In order to prevent HANA trying to grow data files beyond the certain file size limit ,we need to set the following parameters in the global.ini configuration file of HANA. With this HANA creates a new data volume file and redirect incoming pages to the new file if no space exists in the older file or the threshold is met

global.ini -> [persistence] -> datavolume_striping = true

global.ini -> [persistence] -> datavolume_striping_size_gb = <max_file_size_gb>

15. How does Azure HANA large instance(HLI) make use of data striping feature?Why is it mandatory to use data striping in Azure HLI?

The storage used in HANA Large Instances has a file size limitation of 16 TB per file.Unlike in file size limitations in the EXT3 file systems, HANA is not aware implicitly of the storage limitation enforced by the HANA Large Instances storage. As a result HANA will not automatically create a new data file when the file size limit of 16 TB is reached. As HANA attempts to grow the file beyond 16 TB, HANA will report errors and the index server will crash at the end.

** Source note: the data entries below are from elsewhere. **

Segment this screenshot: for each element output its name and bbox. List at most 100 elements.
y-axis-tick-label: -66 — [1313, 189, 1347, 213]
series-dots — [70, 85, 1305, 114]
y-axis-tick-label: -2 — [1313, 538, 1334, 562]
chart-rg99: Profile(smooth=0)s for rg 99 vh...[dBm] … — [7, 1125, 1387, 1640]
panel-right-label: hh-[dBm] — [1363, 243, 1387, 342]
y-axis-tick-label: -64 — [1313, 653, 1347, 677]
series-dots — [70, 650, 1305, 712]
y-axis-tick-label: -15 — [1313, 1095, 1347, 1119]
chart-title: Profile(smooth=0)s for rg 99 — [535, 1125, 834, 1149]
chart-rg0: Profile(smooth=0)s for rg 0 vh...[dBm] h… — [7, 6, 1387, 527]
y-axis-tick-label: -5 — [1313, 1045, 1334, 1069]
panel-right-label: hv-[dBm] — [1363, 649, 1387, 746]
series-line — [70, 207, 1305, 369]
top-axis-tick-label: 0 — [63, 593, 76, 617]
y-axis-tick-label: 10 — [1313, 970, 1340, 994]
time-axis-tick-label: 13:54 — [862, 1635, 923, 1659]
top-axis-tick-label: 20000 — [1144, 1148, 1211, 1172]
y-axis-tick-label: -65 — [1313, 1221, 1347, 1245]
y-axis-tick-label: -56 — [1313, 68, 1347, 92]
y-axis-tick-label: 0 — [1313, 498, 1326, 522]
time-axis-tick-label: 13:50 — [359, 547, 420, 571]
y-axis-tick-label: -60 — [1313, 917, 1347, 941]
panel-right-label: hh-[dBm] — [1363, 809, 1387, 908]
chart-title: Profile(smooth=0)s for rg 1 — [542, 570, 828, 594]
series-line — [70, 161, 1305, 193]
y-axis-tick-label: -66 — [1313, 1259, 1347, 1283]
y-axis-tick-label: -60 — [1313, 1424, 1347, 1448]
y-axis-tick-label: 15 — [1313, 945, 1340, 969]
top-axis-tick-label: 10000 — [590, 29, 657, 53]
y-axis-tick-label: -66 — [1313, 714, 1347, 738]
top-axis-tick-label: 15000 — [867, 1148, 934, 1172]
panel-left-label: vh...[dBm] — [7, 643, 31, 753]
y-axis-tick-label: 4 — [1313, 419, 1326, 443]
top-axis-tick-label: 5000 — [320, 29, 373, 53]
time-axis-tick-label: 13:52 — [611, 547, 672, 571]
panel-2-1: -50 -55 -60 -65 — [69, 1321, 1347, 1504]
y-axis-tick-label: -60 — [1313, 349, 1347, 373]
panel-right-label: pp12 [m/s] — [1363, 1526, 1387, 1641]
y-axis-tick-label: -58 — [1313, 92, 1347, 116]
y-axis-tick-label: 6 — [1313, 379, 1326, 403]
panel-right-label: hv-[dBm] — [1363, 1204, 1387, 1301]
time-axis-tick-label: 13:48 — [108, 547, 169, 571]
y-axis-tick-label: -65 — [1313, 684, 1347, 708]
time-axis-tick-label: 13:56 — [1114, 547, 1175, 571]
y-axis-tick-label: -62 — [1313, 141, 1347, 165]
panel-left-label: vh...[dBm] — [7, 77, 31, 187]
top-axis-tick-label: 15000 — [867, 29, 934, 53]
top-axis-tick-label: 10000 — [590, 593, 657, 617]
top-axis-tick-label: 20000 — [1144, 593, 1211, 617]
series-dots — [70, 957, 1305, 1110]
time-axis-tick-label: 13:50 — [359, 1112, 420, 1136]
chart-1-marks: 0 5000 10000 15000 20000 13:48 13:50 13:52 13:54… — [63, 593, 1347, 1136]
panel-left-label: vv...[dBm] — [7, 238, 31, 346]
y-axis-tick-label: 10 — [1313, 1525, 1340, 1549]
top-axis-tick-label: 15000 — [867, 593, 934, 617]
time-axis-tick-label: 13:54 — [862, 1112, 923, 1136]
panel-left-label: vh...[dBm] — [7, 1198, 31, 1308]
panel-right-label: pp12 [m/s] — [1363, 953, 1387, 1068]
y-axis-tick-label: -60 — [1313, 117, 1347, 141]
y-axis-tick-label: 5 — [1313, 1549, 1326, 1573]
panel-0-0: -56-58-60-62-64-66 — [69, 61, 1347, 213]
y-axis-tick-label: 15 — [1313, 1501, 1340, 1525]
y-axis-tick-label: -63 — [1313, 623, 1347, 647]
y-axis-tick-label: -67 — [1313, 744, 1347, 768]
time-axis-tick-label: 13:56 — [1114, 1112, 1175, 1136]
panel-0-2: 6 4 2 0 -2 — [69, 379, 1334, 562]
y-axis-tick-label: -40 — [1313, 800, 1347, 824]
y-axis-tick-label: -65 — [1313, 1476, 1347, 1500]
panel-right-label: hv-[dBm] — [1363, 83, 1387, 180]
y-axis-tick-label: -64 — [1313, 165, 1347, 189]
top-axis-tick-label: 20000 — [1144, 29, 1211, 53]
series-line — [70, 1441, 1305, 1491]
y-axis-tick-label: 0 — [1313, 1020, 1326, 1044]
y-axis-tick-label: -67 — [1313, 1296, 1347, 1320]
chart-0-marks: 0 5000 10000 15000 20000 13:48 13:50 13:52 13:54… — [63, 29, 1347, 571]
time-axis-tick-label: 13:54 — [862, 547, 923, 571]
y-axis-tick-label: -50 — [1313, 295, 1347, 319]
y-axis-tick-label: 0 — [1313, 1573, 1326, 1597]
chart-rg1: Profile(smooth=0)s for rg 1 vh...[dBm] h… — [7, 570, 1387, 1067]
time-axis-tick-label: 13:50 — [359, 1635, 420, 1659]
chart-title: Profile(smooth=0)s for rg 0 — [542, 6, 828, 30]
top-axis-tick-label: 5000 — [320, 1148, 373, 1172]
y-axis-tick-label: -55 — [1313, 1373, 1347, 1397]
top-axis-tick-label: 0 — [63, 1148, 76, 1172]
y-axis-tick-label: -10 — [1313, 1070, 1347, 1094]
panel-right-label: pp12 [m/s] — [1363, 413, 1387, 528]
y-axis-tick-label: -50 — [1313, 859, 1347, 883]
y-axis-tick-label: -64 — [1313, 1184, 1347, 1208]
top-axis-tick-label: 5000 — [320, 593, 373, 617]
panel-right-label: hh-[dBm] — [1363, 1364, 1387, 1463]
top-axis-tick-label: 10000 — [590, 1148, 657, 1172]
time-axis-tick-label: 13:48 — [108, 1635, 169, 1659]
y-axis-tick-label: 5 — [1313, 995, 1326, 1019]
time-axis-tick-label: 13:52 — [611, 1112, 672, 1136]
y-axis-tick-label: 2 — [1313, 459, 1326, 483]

In order to prevent HANA trying to grow data files beyond the 16 TB file size limit of we have to set the following parameters in the global.ini configuration file of HANA

◉ datavolume_striping=true

◉ datavolume_striping_size_gb = 15000

16. How does  EXT* and XFS file systems overcome the problem of excessively large file sizes in relation to data volumes?

For EXT* and XFS file systems the problem of excessively large file sizes in relation to large data volumes is overcome by striping. These file systems have a maximum size of 2TB for each physical file and the persistency layer automatically chooses appropriate striping sizes for these file systems. We can define a maximum file size for stripes using the striping configuration parameters in the persistence section of the indexserver.ini file: datavolume_striping (TRUE / FALSE), and datavolume_striping_size_gb (a value between 100 and 2000GB).